I'm trying to initialize a boxed slice of None values, such that the underlying type T does not need to implement Clone or Copy. Here a few ideal solutions:
fn by_vec<T>() -> Box<[Option<T>]> {
    vec![None; 5].into_boxed_slice()
}
fn by_arr<T>() -> Box<[Option<T>]> {
    Box::new([None; 5])
}
Unfortunately, the by_vec implementation requires T: Clone and the by_arr implemenation requires T: Copy.
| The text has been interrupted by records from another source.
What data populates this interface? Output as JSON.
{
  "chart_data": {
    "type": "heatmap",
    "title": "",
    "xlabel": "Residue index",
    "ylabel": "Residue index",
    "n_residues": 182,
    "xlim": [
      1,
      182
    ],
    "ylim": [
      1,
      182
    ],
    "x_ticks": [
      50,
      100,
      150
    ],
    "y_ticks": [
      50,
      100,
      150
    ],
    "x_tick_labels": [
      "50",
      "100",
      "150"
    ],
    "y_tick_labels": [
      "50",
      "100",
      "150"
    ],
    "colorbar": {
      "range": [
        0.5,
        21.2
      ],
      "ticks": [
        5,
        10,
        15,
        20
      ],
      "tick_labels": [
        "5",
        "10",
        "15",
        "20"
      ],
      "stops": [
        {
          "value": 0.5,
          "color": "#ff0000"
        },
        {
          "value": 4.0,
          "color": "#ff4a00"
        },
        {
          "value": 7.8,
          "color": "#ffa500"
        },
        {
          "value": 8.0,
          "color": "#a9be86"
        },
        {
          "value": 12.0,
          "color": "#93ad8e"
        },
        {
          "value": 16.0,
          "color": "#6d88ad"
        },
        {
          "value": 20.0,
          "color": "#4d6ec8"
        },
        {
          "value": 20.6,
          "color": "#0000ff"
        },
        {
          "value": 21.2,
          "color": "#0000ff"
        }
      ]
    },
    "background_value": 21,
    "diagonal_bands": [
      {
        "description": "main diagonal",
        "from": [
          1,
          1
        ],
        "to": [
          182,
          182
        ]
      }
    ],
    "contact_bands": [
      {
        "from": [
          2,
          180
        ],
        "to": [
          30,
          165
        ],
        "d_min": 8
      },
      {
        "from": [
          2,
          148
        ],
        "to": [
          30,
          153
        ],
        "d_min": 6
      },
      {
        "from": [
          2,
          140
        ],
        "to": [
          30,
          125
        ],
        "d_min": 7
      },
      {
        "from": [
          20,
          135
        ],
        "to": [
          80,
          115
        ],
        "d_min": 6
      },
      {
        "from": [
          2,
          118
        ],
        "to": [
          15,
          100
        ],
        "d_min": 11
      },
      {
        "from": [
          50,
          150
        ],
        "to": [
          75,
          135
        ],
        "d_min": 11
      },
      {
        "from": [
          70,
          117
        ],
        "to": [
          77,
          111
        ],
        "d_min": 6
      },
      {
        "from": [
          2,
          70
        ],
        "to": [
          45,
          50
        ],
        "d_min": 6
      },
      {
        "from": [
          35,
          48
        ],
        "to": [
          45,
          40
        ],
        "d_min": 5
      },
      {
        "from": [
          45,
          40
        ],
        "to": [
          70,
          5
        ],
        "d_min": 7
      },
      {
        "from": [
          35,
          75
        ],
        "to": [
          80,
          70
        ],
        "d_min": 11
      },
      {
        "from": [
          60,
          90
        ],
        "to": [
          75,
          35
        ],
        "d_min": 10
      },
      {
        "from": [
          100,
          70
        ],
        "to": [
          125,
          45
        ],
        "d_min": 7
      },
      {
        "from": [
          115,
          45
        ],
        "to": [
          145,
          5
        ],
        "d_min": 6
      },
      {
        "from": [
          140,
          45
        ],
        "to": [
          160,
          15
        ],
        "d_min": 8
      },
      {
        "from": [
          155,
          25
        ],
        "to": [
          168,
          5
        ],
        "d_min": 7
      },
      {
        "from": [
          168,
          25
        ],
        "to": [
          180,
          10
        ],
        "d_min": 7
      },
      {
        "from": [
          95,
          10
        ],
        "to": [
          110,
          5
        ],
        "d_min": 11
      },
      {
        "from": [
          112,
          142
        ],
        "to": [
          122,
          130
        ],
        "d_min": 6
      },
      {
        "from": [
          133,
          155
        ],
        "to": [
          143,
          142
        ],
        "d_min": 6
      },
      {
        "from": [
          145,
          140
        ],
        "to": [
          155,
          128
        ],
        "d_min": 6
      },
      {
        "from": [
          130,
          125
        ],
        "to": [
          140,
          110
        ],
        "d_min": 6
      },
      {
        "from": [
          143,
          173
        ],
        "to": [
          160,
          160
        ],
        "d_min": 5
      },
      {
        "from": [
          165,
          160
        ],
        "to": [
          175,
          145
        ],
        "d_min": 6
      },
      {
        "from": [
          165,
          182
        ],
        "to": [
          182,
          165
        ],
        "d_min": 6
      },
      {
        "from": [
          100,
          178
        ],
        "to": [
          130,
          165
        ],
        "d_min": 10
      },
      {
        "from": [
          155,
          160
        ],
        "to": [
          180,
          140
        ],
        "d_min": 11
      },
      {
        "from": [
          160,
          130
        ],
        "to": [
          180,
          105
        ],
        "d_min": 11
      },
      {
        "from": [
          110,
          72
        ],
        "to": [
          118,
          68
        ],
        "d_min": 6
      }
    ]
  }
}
I've experimented with a few more approaches:
fn by_vec2<T>() -> Box<[Option<T>]> {
    let v = &mut Vec::with_capacity(5);
    for i in 0..v.len() {
        v[i] = None;
    }
    v.into_boxed_slice() // Doesn't work: cannot move out of borrowed content
}
fn by_iter<T>() -> Box<[Option<T>]> {
     (0..5).map(|_| None).collect::<Vec<Option<T>>>().into_boxed_slice()
}
by_vec2 doesn't get past the compiler (I'm not sure I understand why), but by_iter does. I'm concerned about the performance of collect -- will it need to resize the vector it is collecting into as it iterates, or can it allocate the correct sized vector to begin with?
Maybe I'm going about this all wrong -- I'm very new to Rust, so any tips would be appreciated!